The primary impression was that videos were for communicating and promoting a pop
star’s image. Respondents identified the following functions for videos: as products in their
own right, sold through retailers; to promote an artist on television; to entertain: to keep
you amused while you are listening to the song (Laura, 14). And yet clearly videos
promoted the stars as 'icons’ which were comparable to the ritual of 'integrating individuals
into a social whole’. This represents integration via the rituals of fan behaviour for
'possession’ of the star’s image.
Performances
Imagery is also communicated through performances. Many respondents had never been
to a concert, so discussion centred around the performances of pop stars on television
shows such as Top of the Pops. In some cases, pop stars mime to a backing tape rather
than singing live vocals. This lack of authenticity led some participants to voice
disappointment at this practice: I think if bands can’t sing live, they shouldn’t be singing at
all. (Beccy, 15). They felt cheated with the nature of the exchange here.
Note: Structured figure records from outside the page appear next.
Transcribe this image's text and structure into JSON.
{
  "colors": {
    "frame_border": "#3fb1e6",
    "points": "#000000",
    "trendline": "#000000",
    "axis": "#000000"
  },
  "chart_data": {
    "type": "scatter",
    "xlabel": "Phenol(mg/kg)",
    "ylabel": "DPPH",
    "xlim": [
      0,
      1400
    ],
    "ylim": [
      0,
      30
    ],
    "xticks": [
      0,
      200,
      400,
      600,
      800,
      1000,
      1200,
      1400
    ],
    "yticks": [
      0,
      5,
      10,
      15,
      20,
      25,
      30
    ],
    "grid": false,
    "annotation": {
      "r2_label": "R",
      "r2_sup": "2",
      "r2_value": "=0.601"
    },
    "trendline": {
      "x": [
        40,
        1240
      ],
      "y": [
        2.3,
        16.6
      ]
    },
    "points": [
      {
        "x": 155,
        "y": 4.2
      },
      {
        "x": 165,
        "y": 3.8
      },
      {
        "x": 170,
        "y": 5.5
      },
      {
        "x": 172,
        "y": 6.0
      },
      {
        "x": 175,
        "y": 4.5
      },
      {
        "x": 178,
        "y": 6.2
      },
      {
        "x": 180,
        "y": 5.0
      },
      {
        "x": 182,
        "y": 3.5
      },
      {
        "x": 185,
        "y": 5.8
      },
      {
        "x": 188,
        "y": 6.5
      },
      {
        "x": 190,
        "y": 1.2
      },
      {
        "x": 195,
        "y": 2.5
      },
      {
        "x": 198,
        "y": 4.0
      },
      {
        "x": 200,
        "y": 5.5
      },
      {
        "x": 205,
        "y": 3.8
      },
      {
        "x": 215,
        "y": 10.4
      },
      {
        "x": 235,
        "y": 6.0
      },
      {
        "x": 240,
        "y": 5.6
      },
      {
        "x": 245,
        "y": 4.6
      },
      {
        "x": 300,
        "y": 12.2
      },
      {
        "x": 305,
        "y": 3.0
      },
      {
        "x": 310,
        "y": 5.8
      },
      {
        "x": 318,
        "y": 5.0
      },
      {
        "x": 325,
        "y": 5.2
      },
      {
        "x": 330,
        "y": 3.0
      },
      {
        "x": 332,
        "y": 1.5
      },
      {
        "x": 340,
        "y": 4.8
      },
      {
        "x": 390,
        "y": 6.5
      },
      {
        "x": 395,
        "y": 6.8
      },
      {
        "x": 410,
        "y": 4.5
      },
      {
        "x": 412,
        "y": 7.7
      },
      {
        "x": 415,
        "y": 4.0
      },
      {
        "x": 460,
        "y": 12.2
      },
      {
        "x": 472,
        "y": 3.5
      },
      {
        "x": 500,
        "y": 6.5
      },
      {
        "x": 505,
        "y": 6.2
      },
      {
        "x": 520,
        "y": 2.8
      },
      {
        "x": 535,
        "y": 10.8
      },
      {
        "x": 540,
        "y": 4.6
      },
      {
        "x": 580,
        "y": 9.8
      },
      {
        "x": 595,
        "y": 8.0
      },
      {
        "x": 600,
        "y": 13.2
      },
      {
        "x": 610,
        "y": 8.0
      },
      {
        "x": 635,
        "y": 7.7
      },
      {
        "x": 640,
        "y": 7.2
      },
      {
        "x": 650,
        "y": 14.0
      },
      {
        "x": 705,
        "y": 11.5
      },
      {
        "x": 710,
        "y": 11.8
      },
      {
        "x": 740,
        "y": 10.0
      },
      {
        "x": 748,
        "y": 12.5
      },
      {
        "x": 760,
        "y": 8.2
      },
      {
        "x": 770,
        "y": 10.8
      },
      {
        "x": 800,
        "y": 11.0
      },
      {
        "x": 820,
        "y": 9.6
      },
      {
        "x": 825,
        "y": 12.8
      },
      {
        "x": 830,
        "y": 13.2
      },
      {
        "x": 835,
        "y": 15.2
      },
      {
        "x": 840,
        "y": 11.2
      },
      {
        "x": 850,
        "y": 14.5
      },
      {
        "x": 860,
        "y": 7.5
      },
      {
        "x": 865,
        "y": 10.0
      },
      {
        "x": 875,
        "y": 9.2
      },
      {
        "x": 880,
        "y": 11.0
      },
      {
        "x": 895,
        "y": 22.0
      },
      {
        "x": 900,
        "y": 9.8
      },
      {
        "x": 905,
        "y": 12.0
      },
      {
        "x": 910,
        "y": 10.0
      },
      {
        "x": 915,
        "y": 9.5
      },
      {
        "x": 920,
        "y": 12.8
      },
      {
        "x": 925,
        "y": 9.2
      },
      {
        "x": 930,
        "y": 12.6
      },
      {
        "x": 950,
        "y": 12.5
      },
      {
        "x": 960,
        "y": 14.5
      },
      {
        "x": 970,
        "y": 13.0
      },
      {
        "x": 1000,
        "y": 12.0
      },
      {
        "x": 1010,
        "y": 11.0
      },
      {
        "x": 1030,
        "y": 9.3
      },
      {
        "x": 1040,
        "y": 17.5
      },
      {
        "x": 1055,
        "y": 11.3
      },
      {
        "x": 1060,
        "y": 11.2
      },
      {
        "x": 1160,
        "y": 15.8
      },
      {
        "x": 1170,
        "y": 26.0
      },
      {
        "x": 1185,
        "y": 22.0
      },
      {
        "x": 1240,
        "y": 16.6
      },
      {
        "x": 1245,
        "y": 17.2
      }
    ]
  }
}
However
disappointment was also felt where some pop stars or groups sang live and did not sound
as good as on their recordings: when I saw Delores [of the Cranberries] on Top of the
Pops live, she sounded really rough (Danny, 14). Variations in performance technique
provided one means by which pop stars could communicate varying messages about
themselves. However, a number of times respondents expressed distaste at performers
being too energetic on stage, indicating they preferred it when performers were more
reserved: I just don’t like it when they are dancing around as well, it looks a bit sad
(Danny, 14).
CONCLUSION
A variety of means or agents are used to transfer the meaning and images from the pop
stars to the individual consumers. The tools of the music industry included videos,
marketing departments and performance; and were complemented by various media that
operate on the periphery of the music industry (e.g. radio, television, teenage magazines
and the tabloid press. Meanings were consumed by individual adolescents via different
aspects of fan behaviour. The possession ritual emerged as one of the main instruments in
the second trajectory for the transfer of meaning. However although the agents in the
music and media industry can seek to influence the 'message making’ of consumption,
they can not determine it, as young adolescent consumers clearly emerged as the final
authors of the meaning of pop star imagery.